Je voudrais insister sur la manière dont nous avons fait face collectivement à la crise sanitaire, tout d'abord en renforçant notre équipement sanitaire : 4,5 milliards d'euros sont venus augmenter le budget de l'agence Santé publique France. L'objectif national des dépenses d'assurance maladie – ONDAM – que nous serons amenés à voter sera historique puisqu'il prendra en compte les 8 milliards d'euros de dépenses supplémentaires en faveur de notre système de santé et de nos établissements médico-sociaux. Enfin, les finances sociales joueront un rôle majeur face à une crise économique et sociale d'ampleur mondiale. À ce sujet, nous ne pouvons que nous féliciter du système d'activité partielle que la France a su mettre en place rapidement et qui devrait bénéficier, à terme, à plus de 10 millions de salariés. Ce véritable amortisseur social a permis le maintien dans l'emploi de millions de nos concitoyens, garantissant ainsi la sauvegarde de notre tissu économique, indispensable à la reprise de l'activité. Aussi, ce sont plusieurs dizaines de milliards d'euros de cotisations sociales qui continueront à alimenter, à moyen et long terme, le financement de notre protection sociale.
En ce qui concerne l'avenir, je souhaiterais évoquer deux sujets devant vous.
Le premier concerne les finances sociales proprement dites. La reprise économique, avec une augmentation de 8 % du PIB prévue pour l'année prochaine, devrait entraîner un redressement des recettes de la sécurité sociale. Elle sera cependant progressive. C'est pourquoi nous veillerons avec un soin particulier, lors de l'examen en commission des prochains projets de loi de financement de la sécurité sociale, à l'équilibre délicat entre dépenses et recettes que suppose une trajectoire de retour à l'équilibre. Il est important de rappeler que nous étions très proches de cet équilibre en 2019.

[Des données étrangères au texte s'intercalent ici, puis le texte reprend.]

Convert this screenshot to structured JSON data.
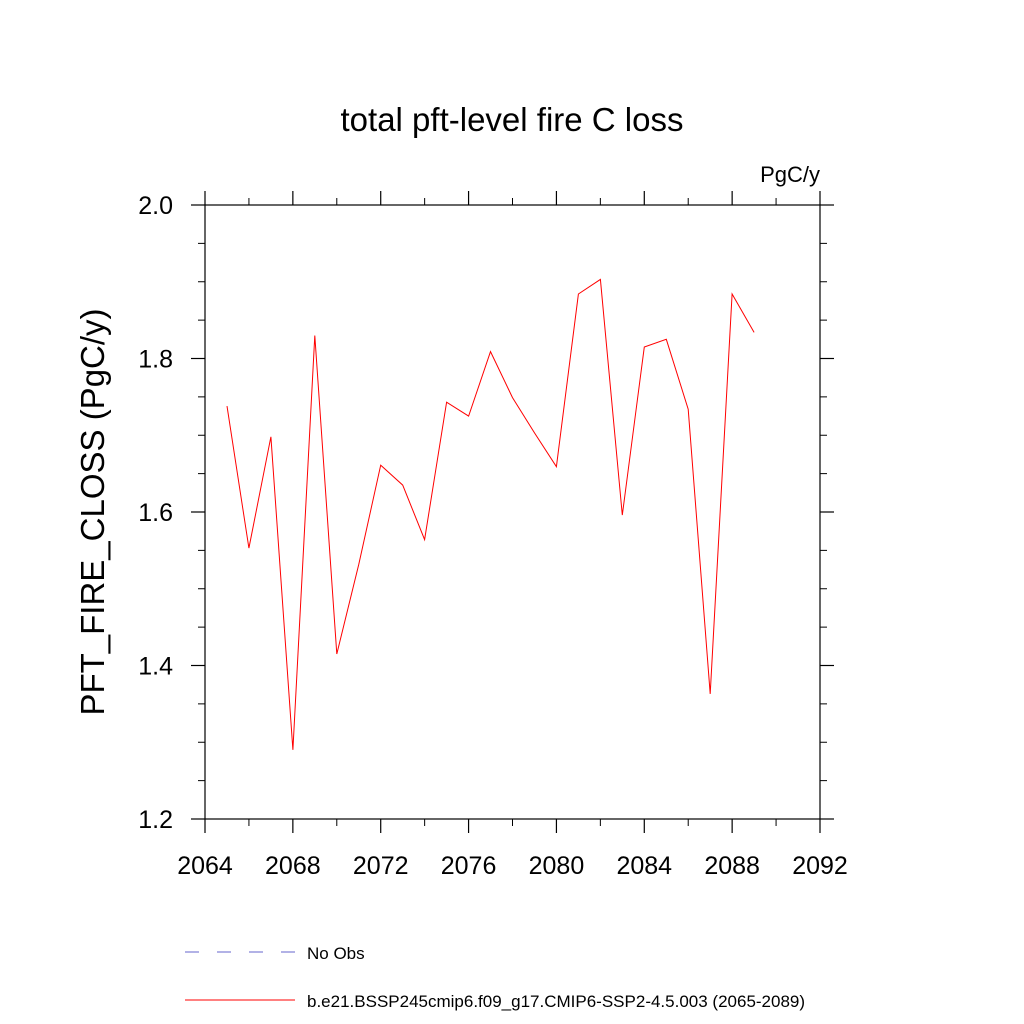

Le second sujet est celui du soutien aux salariés. Je tiens à saluer le pragmatisme avec lequel le Gouvernement a mis en place un dispositif d'activité partielle de longue durée, qui constitue une réponse pertinente et adaptée. Face à l'augmentation historique du chômage, ce dispositif pourra s'allier à d'autres mesures du troisième projet de loi de finances rectificative, en faveur tant des apprentis que des étudiants, car l'emploi des jeunes fait également partie des objectifs dans la réalisation desquels les finances sociales auront évidemment un rôle à jouer. De façon globale, la perte de cotisations entraînera mécaniquement une hausse du taux de chômage. Nous devons tout faire pour que cela ne réduise pas les moyens consacrés à notre système de santé ou à la prise en charge de l'autonomie, la cinquième branche de la sécurité sociale dont nous voterons la création aujourd'hui.
Vous l'aurez compris : sauver l'emploi, c'est aussi sauver notre modèle de protection sociale qui repose encore largement sur le travail. Des choix cruciaux attendent notre commission lors de l'examen des prochains textes financiers. Le débat que nous avons aujourd'hui est l'occasion de mesurer ces enjeux, au mitan d'une année budgétaire comme nous n'en avions jamais connue auparavant.
Le plan de relance économique annoncé ces derniers jours par le Président de la République et les accords obtenus au niveau européen auront également un impact positif sur la sphère économique et sociale de notre pays.